In a recent Facebook interaction, Andrew Michael Spence, who got the Nobel Prize in Economics in 2001 with Joseph Stiglitz and George Akerlof, said India had suffered self-inflicted wounds to lower investor confidence. In an interview, he tells Dilasha Seth he was partially referring to GAAR and retrospective amendments to the I-T Act. Excerpts:

You said in a discussion on Facebook that India’ s low investor confidence was a ‘self-inflicted’ wound. Could you elaborate on that? Were you referring to GAAR and retrospective amendments to the Income Tax Act?
Yes in part. But it was only one of several factors. The GAAR (General Anti-Avoidance Rules) created unnecessary uncertainty.
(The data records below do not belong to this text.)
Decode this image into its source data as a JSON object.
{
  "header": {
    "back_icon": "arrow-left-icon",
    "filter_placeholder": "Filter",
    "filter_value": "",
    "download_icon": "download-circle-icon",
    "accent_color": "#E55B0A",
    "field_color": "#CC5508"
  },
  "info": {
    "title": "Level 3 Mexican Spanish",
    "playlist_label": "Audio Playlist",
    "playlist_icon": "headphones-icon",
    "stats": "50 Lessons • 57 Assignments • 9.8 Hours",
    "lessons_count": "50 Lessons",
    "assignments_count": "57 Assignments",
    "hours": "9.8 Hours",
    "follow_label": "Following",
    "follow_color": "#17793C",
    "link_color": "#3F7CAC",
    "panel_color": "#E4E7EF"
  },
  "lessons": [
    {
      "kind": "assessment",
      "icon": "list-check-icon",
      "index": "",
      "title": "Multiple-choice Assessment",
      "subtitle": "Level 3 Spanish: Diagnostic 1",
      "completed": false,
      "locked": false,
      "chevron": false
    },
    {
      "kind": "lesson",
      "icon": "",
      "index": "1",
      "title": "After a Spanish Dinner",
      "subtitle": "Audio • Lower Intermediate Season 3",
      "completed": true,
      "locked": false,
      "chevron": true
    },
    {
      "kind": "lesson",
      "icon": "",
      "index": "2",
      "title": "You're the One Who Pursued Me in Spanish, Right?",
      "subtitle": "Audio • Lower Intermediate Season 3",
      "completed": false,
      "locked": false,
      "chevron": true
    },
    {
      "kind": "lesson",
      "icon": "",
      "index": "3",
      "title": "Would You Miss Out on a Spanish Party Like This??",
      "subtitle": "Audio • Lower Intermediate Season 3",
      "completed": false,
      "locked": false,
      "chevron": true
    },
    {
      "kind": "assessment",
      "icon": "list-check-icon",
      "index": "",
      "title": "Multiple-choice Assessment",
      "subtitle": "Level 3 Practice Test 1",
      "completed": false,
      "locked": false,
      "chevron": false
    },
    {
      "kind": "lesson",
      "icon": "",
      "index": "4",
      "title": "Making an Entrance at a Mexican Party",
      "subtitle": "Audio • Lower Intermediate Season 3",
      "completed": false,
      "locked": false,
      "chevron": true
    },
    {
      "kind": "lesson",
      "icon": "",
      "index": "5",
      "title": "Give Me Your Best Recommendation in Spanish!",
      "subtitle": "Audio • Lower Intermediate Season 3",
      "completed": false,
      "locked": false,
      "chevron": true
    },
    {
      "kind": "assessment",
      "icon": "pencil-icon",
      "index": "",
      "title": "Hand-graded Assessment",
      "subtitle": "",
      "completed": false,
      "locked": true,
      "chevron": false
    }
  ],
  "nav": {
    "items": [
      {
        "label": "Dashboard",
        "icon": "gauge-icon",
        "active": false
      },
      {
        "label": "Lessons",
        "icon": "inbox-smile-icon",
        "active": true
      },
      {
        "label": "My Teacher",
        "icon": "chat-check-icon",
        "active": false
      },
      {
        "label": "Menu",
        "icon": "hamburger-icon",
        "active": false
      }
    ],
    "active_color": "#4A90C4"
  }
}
People understand that tax loopholes have to be closed, but this approach to tax capital transactions ran counter to most international norms. And, then, it wasn’t clear when and how it would be implemented, creating uncertainty and a sense that the government wasn’t serious about the investment climate.

Has the so-called inaction on the reforms front and allegations over various deals compounded the matter?
In addition, the scandals and lack of reform momentum also contributed. India has been very successful, but does not operate with a big cushion to fall back on. In this respect, India is unlike China, where the government has a huge balance sheet to deploy. Of course, they can misuse it, too. The reform momentum and public investment are key to sustaining growth and investor confidence. Business and government leaders understand this. Finally, the global economy is not supportive as well. Corruption issues are important and need to be dealt with, but not at the cost of having the government do nothing else.

What is your assessment of the Indian economy right now? The growth declined to a nine-year low of 6.5 per cent in 2011-12. The government is optimistic the economy will grow more than 6.5 per cent . What is your estimate?
My view is that global headwinds and a pause in reform momentum will cause growth to be a bit disappointing this year. It is not entirely within India’s control. If things go very badly in Europe and the US or even China, growth could dip below 6.5 per cent. But I don’t think that is the most likely outcome. I would expect a somewhat better global picture to emerge and a restoration of resolve and reform in India. The new finance minister (P Chidambaram) will take tough decisions and get things moving on that front. One won’t always agree with him, but inaction is not going to be the problem.

Does the government need to take bold steps like cutting subsidies in petroleum?
I view petroleum subsidies are a bad idea. But these have been in place for a long time.  It is time to phase them out, but to avoid major disruptions, it probably needs to be done at a measured pace and with complementary support policies for lower income groups.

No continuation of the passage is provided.